La (vraie) planète des singes Les hominoïdes, très dépendants des forêts, se déploient partout où elles s’étendent, en Afrique bien sûr, mais aussi sur toute la partie méridionale de l’Eurasie. Nous nous trouvons dans une période de réchauffement particulière appelé l’optimum climatique du Miocène moyen alors que la tendance climatique générale va vers un refroidissement depuis 40 millions d’années.

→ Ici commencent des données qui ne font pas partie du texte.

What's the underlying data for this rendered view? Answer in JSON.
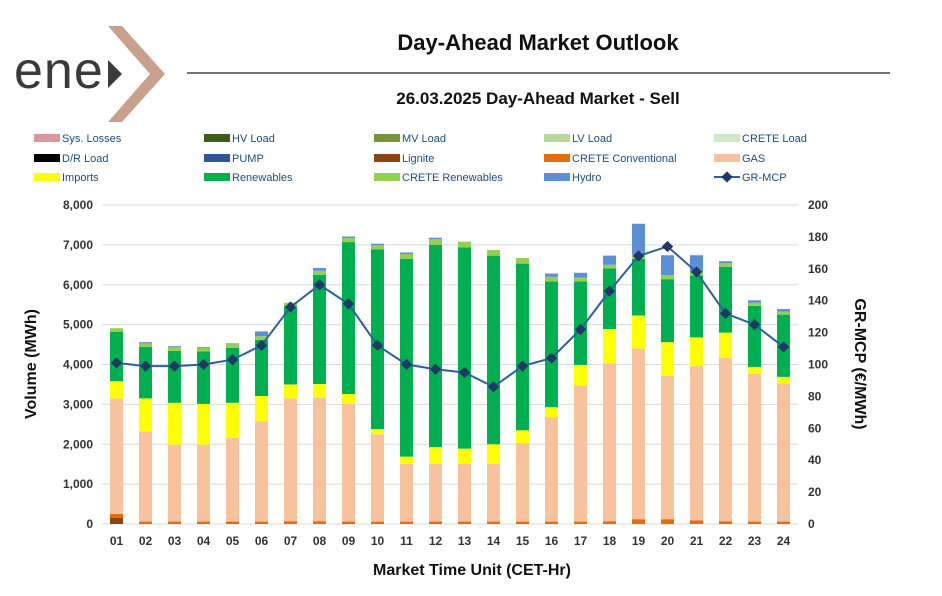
{
  "logo": {
    "text": "ene",
    "brand_color": "#c9a08c"
  },
  "header": {
    "title": "Day-Ahead Market Outlook",
    "subtitle": "26.03.2025  Day-Ahead Market - Sell"
  },
  "chart_data": {
    "type": "bar",
    "stacked": true,
    "xlabel": "Market Time Unit (CET-Hr)",
    "ylabel": "Volume (MWh)",
    "y2label": "GR-MCP (€/MWh)",
    "ylim": [
      0,
      8000
    ],
    "y2lim": [
      0,
      200
    ],
    "yticks": [
      "0",
      "1,000",
      "2,000",
      "3,000",
      "4,000",
      "5,000",
      "6,000",
      "7,000",
      "8,000"
    ],
    "y2ticks": [
      "0",
      "20",
      "40",
      "60",
      "80",
      "100",
      "120",
      "140",
      "160",
      "180",
      "200"
    ],
    "categories": [
      "01",
      "02",
      "03",
      "04",
      "05",
      "06",
      "07",
      "08",
      "09",
      "10",
      "11",
      "12",
      "13",
      "14",
      "15",
      "16",
      "17",
      "18",
      "19",
      "20",
      "21",
      "22",
      "23",
      "24"
    ],
    "legend": [
      {
        "name": "Sys. Losses",
        "color": "#d9999a",
        "kind": "bar"
      },
      {
        "name": "HV Load",
        "color": "#3d5c1e",
        "kind": "bar"
      },
      {
        "name": "MV Load",
        "color": "#77933c",
        "kind": "bar"
      },
      {
        "name": "LV Load",
        "color": "#b5d99c",
        "kind": "bar"
      },
      {
        "name": "CRETE Load",
        "color": "#cfe7c4",
        "kind": "bar"
      },
      {
        "name": "D/R Load",
        "color": "#000000",
        "kind": "bar"
      },
      {
        "name": "PUMP",
        "color": "#2f5597",
        "kind": "bar"
      },
      {
        "name": "Lignite",
        "color": "#8b4513",
        "kind": "bar"
      },
      {
        "name": "CRETE Conventional",
        "color": "#e46c0a",
        "kind": "bar"
      },
      {
        "name": "GAS",
        "color": "#f8c39c",
        "kind": "bar"
      },
      {
        "name": "Imports",
        "color": "#ffff00",
        "kind": "bar"
      },
      {
        "name": "Renewables",
        "color": "#00b050",
        "kind": "bar"
      },
      {
        "name": "CRETE Renewables",
        "color": "#92d050",
        "kind": "bar"
      },
      {
        "name": "Hydro",
        "color": "#5b8fd6",
        "kind": "bar"
      },
      {
        "name": "GR-MCP",
        "color": "#2e5f9e",
        "kind": "line"
      }
    ],
    "series": [
      {
        "name": "Lignite",
        "color": "#8b4513",
        "values": [
          150,
          0,
          0,
          0,
          0,
          0,
          0,
          0,
          0,
          0,
          0,
          0,
          0,
          0,
          0,
          0,
          0,
          0,
          0,
          0,
          0,
          0,
          0,
          0
        ]
      },
      {
        "name": "CRETE Conventional",
        "color": "#e46c0a",
        "values": [
          100,
          60,
          60,
          60,
          60,
          60,
          70,
          70,
          60,
          60,
          60,
          60,
          60,
          60,
          60,
          60,
          60,
          70,
          120,
          120,
          90,
          70,
          60,
          60
        ]
      },
      {
        "name": "GAS",
        "color": "#f8c39c",
        "values": [
          2900,
          2260,
          1930,
          1930,
          2100,
          2510,
          3080,
          3090,
          2950,
          2190,
          1450,
          1450,
          1450,
          1450,
          1970,
          2620,
          3410,
          3960,
          4280,
          3590,
          3870,
          4100,
          3710,
          3460
        ]
      },
      {
        "name": "Imports",
        "color": "#ffff00",
        "values": [
          430,
          830,
          1050,
          1020,
          880,
          640,
          350,
          350,
          250,
          130,
          180,
          420,
          380,
          490,
          320,
          250,
          520,
          860,
          830,
          850,
          720,
          630,
          170,
          170
        ]
      },
      {
        "name": "Renewables",
        "color": "#00b050",
        "values": [
          1240,
          1290,
          1300,
          1320,
          1380,
          1410,
          1960,
          2740,
          3810,
          4510,
          4960,
          5070,
          5050,
          4730,
          4180,
          3150,
          2090,
          1520,
          1420,
          1580,
          1550,
          1650,
          1530,
          1560
        ]
      },
      {
        "name": "CRETE Renewables",
        "color": "#92d050",
        "values": [
          90,
          90,
          90,
          90,
          90,
          90,
          90,
          100,
          100,
          100,
          120,
          140,
          140,
          140,
          140,
          120,
          100,
          90,
          100,
          100,
          90,
          90,
          80,
          80
        ]
      },
      {
        "name": "Hydro",
        "color": "#5b8fd6",
        "values": [
          0,
          30,
          30,
          20,
          20,
          120,
          0,
          70,
          40,
          40,
          40,
          40,
          0,
          0,
          0,
          80,
          120,
          230,
          780,
          500,
          420,
          50,
          60,
          60
        ]
      }
    ],
    "line": {
      "name": "GR-MCP",
      "color": "#2e5f9e",
      "axis": "right",
      "values": [
        101,
        99,
        99,
        100,
        103,
        112,
        136,
        150,
        138,
        112,
        100,
        97,
        95,
        86,
        99,
        104,
        122,
        146,
        168,
        174,
        158,
        132,
        125,
        111
      ]
    }
  }
}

La première partie du Miocène moyen (le Langhien) se caractérise par cet optimum climatique qui favorise l’expansion des forêts tropicales et tempérées chaudes sur l’Eurasie. Les singes hominoïdes et d’autres arrivent au cours de la période suivante, le Tortonien. C’est là que l’on retrouve Pierola et d’autres hominoïdes dans le sud de l’Europe (Espagne, Italie, France, Grèce, Hongrie) et en Asie (Turquie, Pakistan, Chine). Les paléontologues recensent une centaine d’espèces fossiles connues. On pourrait dire que tout va bien pour ces grands singes pendant le Miocène moyen, mais leur expansion s’inscrit dans un processus de dégradation climatique et environnemental qui, dans un premier temps, favorise leur diversification et qui, dans un deuxième temps, va leur être fatal. Grandeur et décadence inéluctables
Quand
les uns sont à terre, un autre guette l’ennemi.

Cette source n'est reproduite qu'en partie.